NHL Reiterates Federal Labor Law Preemption, Argues to Toss Latest Claims of Victims’ Families

On Friday, January 22, 2016, the National Hockey League filed a brief in Minnesota federal court in an attempt to weaken the multidistrict litigation concussion lawsuit against it. In particular, the NHL is seeking the removal of claims filed on behalf of the spouses and families of injured players, arguing federal labor law preempts their loss of consortium and wrongful death actions.
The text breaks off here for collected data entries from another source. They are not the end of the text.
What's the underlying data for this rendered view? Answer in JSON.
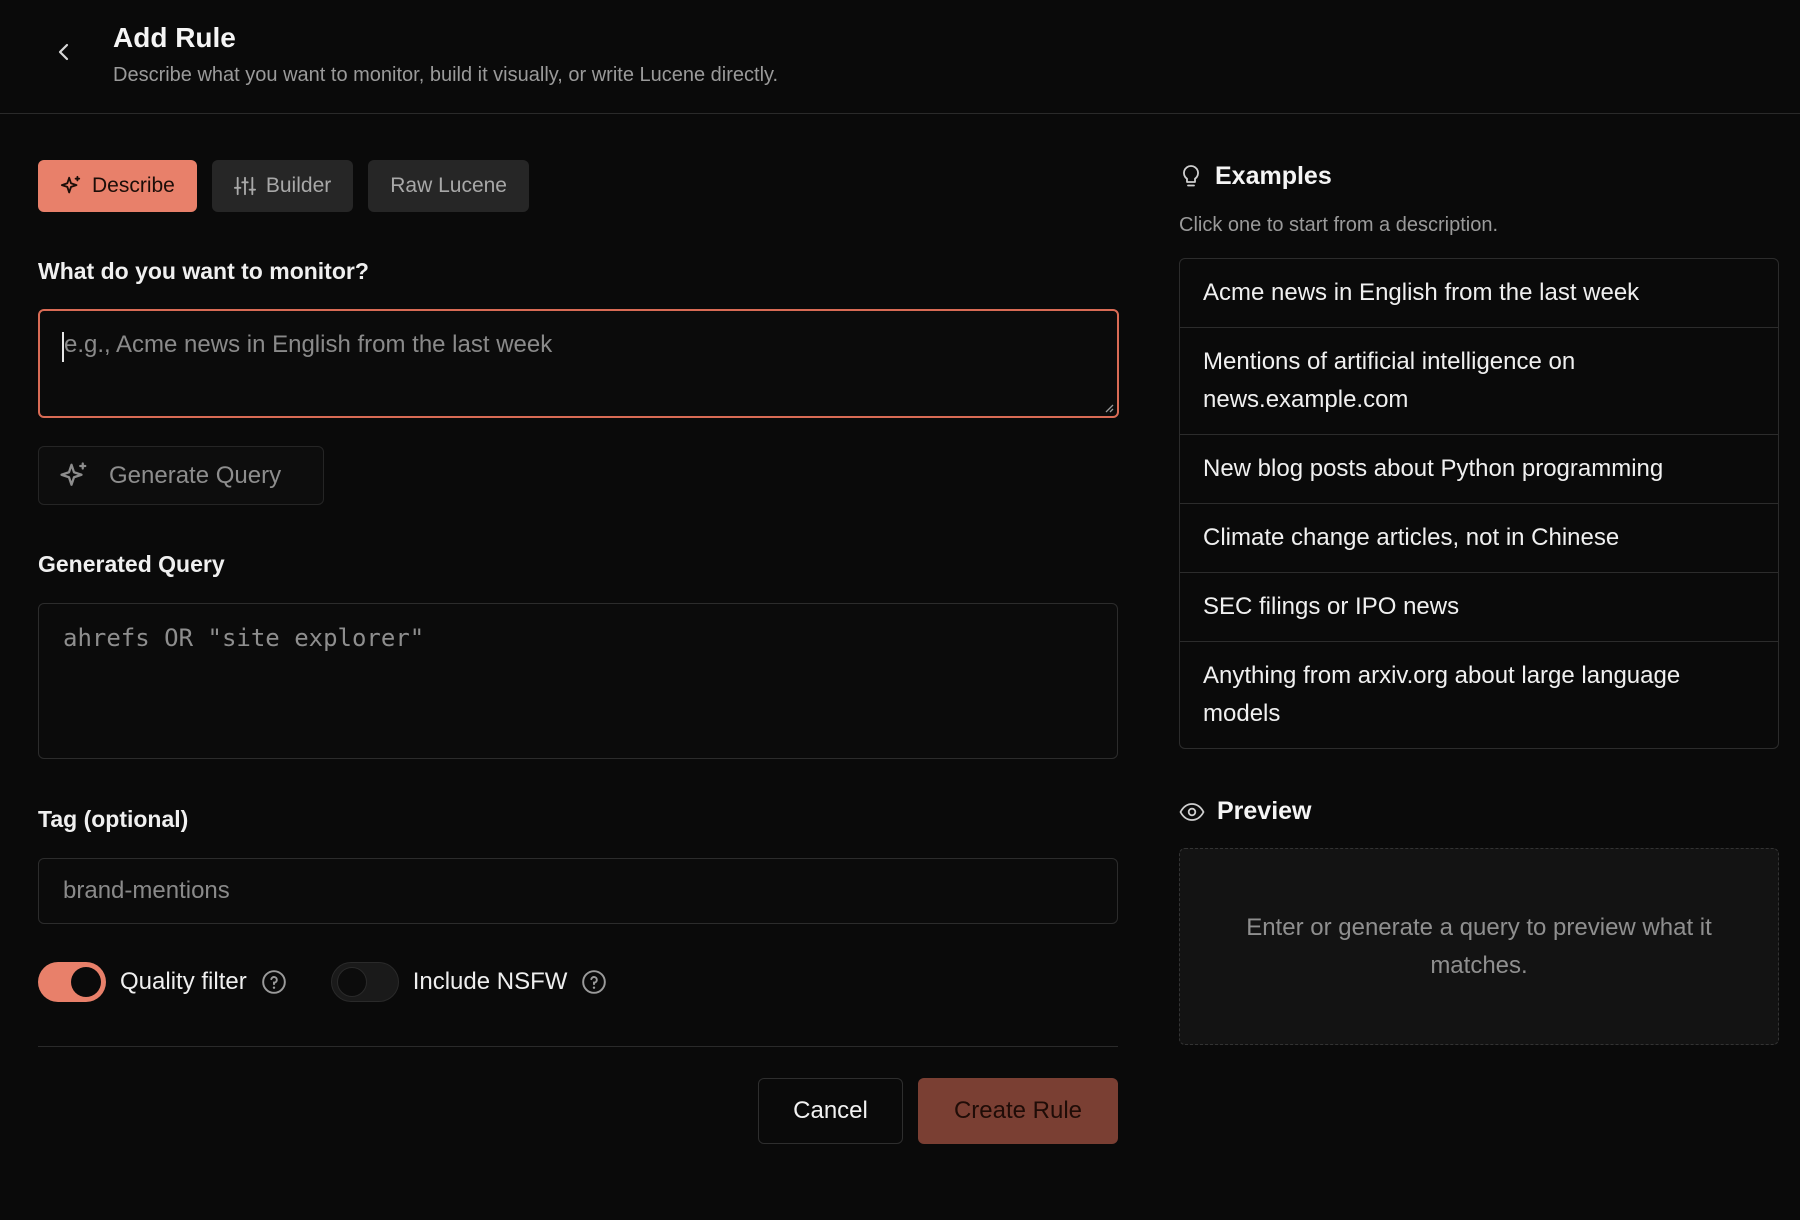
{
  "header": {
    "title": "Add Rule",
    "subtitle": "Describe what you want to monitor, build it visually, or write Lucene directly."
  },
  "tabs": [
    {
      "label": "Describe",
      "icon": "sparkle-icon",
      "active": true
    },
    {
      "label": "Builder",
      "icon": "sliders-icon",
      "active": false
    },
    {
      "label": "Raw Lucene",
      "active": false
    }
  ],
  "describe": {
    "label": "What do you want to monitor?",
    "placeholder": "e.g., Acme news in English from the last week",
    "generate_label": "Generate Query"
  },
  "generated_query": {
    "label": "Generated Query",
    "value": "ahrefs OR \"site explorer\""
  },
  "tag": {
    "label": "Tag (optional)",
    "placeholder": "brand-mentions"
  },
  "toggles": {
    "quality_label": "Quality filter",
    "quality_on": true,
    "nsfw_label": "Include NSFW",
    "nsfw_on": false
  },
  "actions": {
    "cancel_label": "Cancel",
    "create_label": "Create Rule"
  },
  "examples": {
    "title": "Examples",
    "subtitle": "Click one to start from a description.",
    "items": [
      "Acme news in English from the last week",
      "Mentions of artificial intelligence on news.example.com",
      "New blog posts about Python programming",
      "Climate change articles, not in Chinese",
      "SEC filings or IPO news",
      "Anything from arxiv.org about large language models"
    ]
  },
  "preview": {
    "title": "Preview",
    "empty_text": "Enter or generate a query to preview what it matches."
  },
  "colors": {
    "accent": "#e8806a",
    "accent_border": "#d96b55",
    "create_button": "#7a3f33",
    "background": "#0a0a0a"
  }
}
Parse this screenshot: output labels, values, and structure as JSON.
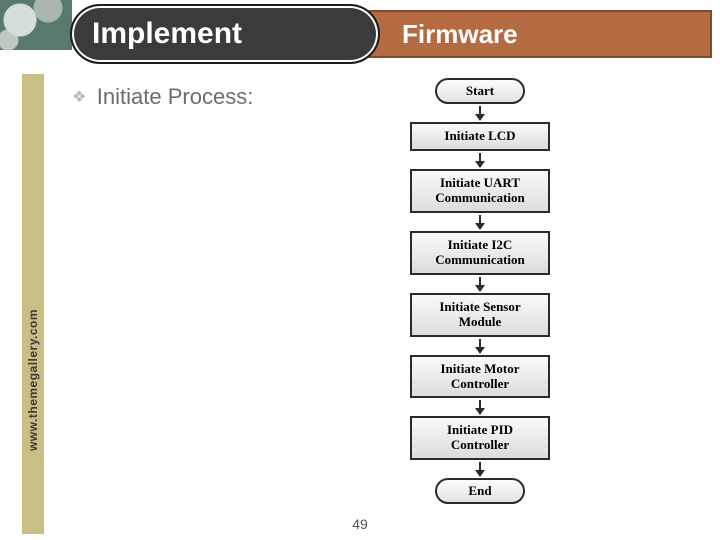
{
  "header": {
    "pill_title": "Implement",
    "banner_title": "Firmware"
  },
  "bullet": {
    "text": "Initiate Process:"
  },
  "sidebar": {
    "watermark": "www.themegallery.com"
  },
  "page": {
    "number": "49"
  },
  "chart_data": {
    "type": "flowchart",
    "direction": "top-to-bottom",
    "nodes": [
      {
        "id": "start",
        "shape": "terminator",
        "label": "Start"
      },
      {
        "id": "lcd",
        "shape": "process",
        "label": "Initiate LCD"
      },
      {
        "id": "uart",
        "shape": "process",
        "label": "Initiate UART\nCommunication"
      },
      {
        "id": "i2c",
        "shape": "process",
        "label": "Initiate I2C\nCommunication"
      },
      {
        "id": "sens",
        "shape": "process",
        "label": "Initiate Sensor\nModule"
      },
      {
        "id": "motor",
        "shape": "process",
        "label": "Initiate Motor\nController"
      },
      {
        "id": "pid",
        "shape": "process",
        "label": "Initiate PID\nController"
      },
      {
        "id": "end",
        "shape": "terminator",
        "label": "End"
      }
    ],
    "edges": [
      [
        "start",
        "lcd"
      ],
      [
        "lcd",
        "uart"
      ],
      [
        "uart",
        "i2c"
      ],
      [
        "i2c",
        "sens"
      ],
      [
        "sens",
        "motor"
      ],
      [
        "motor",
        "pid"
      ],
      [
        "pid",
        "end"
      ]
    ]
  }
}
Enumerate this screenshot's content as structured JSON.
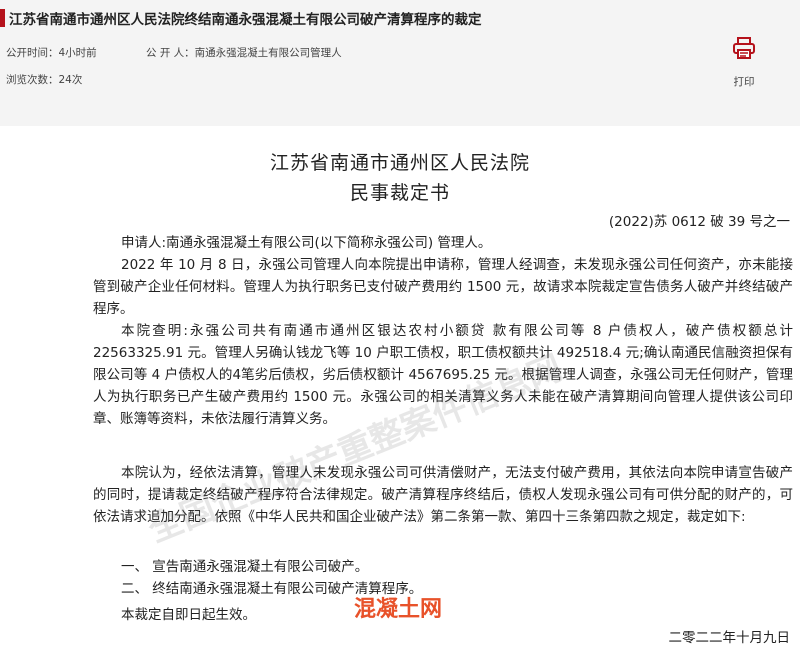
{
  "header": {
    "title": "江苏省南通市通州区人民法院终结南通永强混凝土有限公司破产清算程序的裁定",
    "publish_time": "公开时间：4小时前",
    "publisher": "公 开 人：南通永强混凝土有限公司管理人",
    "views": "浏览次数：24次",
    "print_label": "打印"
  },
  "document": {
    "court_name": "江苏省南通市通州区人民法院",
    "doc_type": "民事裁定书",
    "case_number": "(2022)苏 0612 破 39 号之一",
    "paragraphs": [
      "申请人:南通永强混凝土有限公司(以下简称永强公司) 管理人。",
      "2022 年 10 月 8 日，永强公司管理人向本院提出申请称，管理人经调查，未发现永强公司任何资产，亦未能接管到破产企业任何材料。管理人为执行职务已支付破产费用约 1500 元，故请求本院裁定宣告债务人破产并终结破产程序。",
      "本院查明:永强公司共有南通市通州区银达农村小额贷 款有限公司等 8 户债权人，破产债权额总计 22563325.91 元。管理人另确认钱龙飞等 10 户职工债权，职工债权额共计 492518.4 元;确认南通民信融资担保有限公司等 4 户债权人的4笔劣后债权，劣后债权额计 4567695.25 元。根据管理人调查，永强公司无任何财产，管理人为执行职务已产生破产费用约 1500 元。永强公司的相关清算义务人未能在破产清算期间向管理人提供该公司印章、账簿等资料，未依法履行清算义务。",
      "本院认为，经依法清算，管理人未发现永强公司可供清偿财产，无法支付破产费用，其依法向本院申请宣告破产的同时，提请裁定终结破产程序符合法律规定。破产清算程序终结后，债权人发现永强公司有可供分配的财产的，可依法请求追加分配。依照《中华人民共和国企业破产法》第二条第一款、第四十三条第四款之规定，裁定如下:",
      "一、 宣告南通永强混凝土有限公司破产。",
      "二、 终结南通永强混凝土有限公司破产清算程序。",
      "本裁定自即日起生效。"
    ],
    "sign_date": "二零二二年十月九日"
  },
  "watermark": "全国企业破产重整案件信息网",
  "site_mark": "混凝土网",
  "colors": {
    "accent": "#b5121b",
    "header_bg": "#f4f4f4",
    "site_mark": "#e8522a"
  },
  "icons": {
    "print": "printer-icon"
  }
}
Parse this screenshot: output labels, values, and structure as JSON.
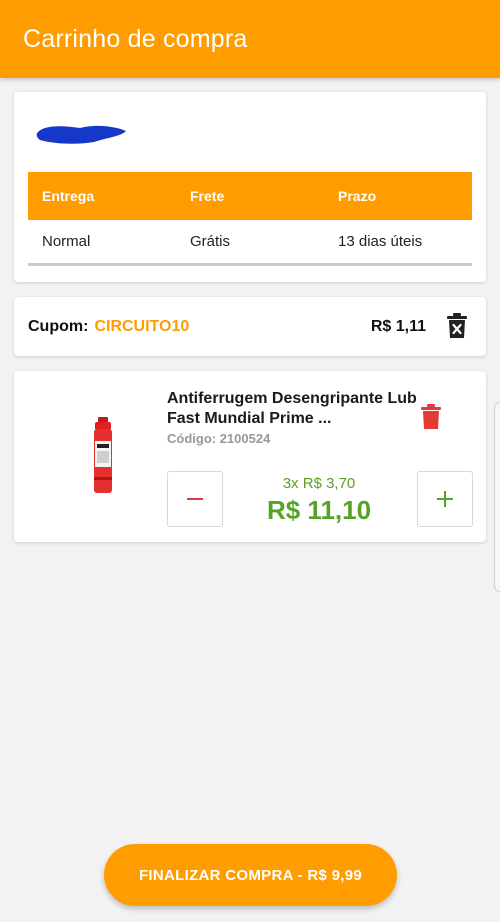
{
  "header": {
    "title": "Carrinho de compra"
  },
  "shipping": {
    "headers": [
      "Entrega",
      "Frete",
      "Prazo"
    ],
    "row": [
      "Normal",
      "Grátis",
      "13 dias úteis"
    ]
  },
  "coupon": {
    "label": "Cupom:",
    "code": "CIRCUITO10",
    "value": "R$ 1,11",
    "delete_icon": "trash-icon"
  },
  "item": {
    "title": "Antiferrugem Desengripante Lub Fast Mundial Prime ...",
    "code": "Código: 2100524",
    "unit_price": "3x R$ 3,70",
    "total_price": "R$ 11,10",
    "minus_symbol": "−",
    "plus_symbol": "+",
    "delete_icon": "trash-icon"
  },
  "checkout": {
    "label": "FINALIZAR COMPRA - R$ 9,99"
  },
  "colors": {
    "primary": "#ff9c00",
    "price": "#56a324",
    "delete": "#e53935"
  }
}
In filing the brief, the NHL hopes to dismiss the concussion suit altogether by continuing to reiterate their argument that the suit does not belong in MDL.

The NHL supported its overall preemption argument Friday by stating that the family claims must be tossed because the underlying causes of action of negligence and fraud are preempted under the Labor Management and Relations Act — an argument similar to that posited by the NFL in its own concussion litigation.

The NHL’s brief comes in response to the class of former players filing an amended master complaint at the beginning of the new year, adding a section seeking redress for the families of deceased players.

The hockey governing body had first moved for dismissal in November 2014; a motion which is still currently pending. The League also cites to an Illinois federal judge’s dismissal of a suit brought by the estate of former NHLer Derek Boogaard as evidence in support of tossing the current spouse and family claims. The judge in that suit found that federal labor law indeed preempted Boogaard’s estate’s claims, holding the particular provisions of the collective bargaining agreements between the League and its Players’ Association would need to be interpreted in order to determine if any breach of duty occurred.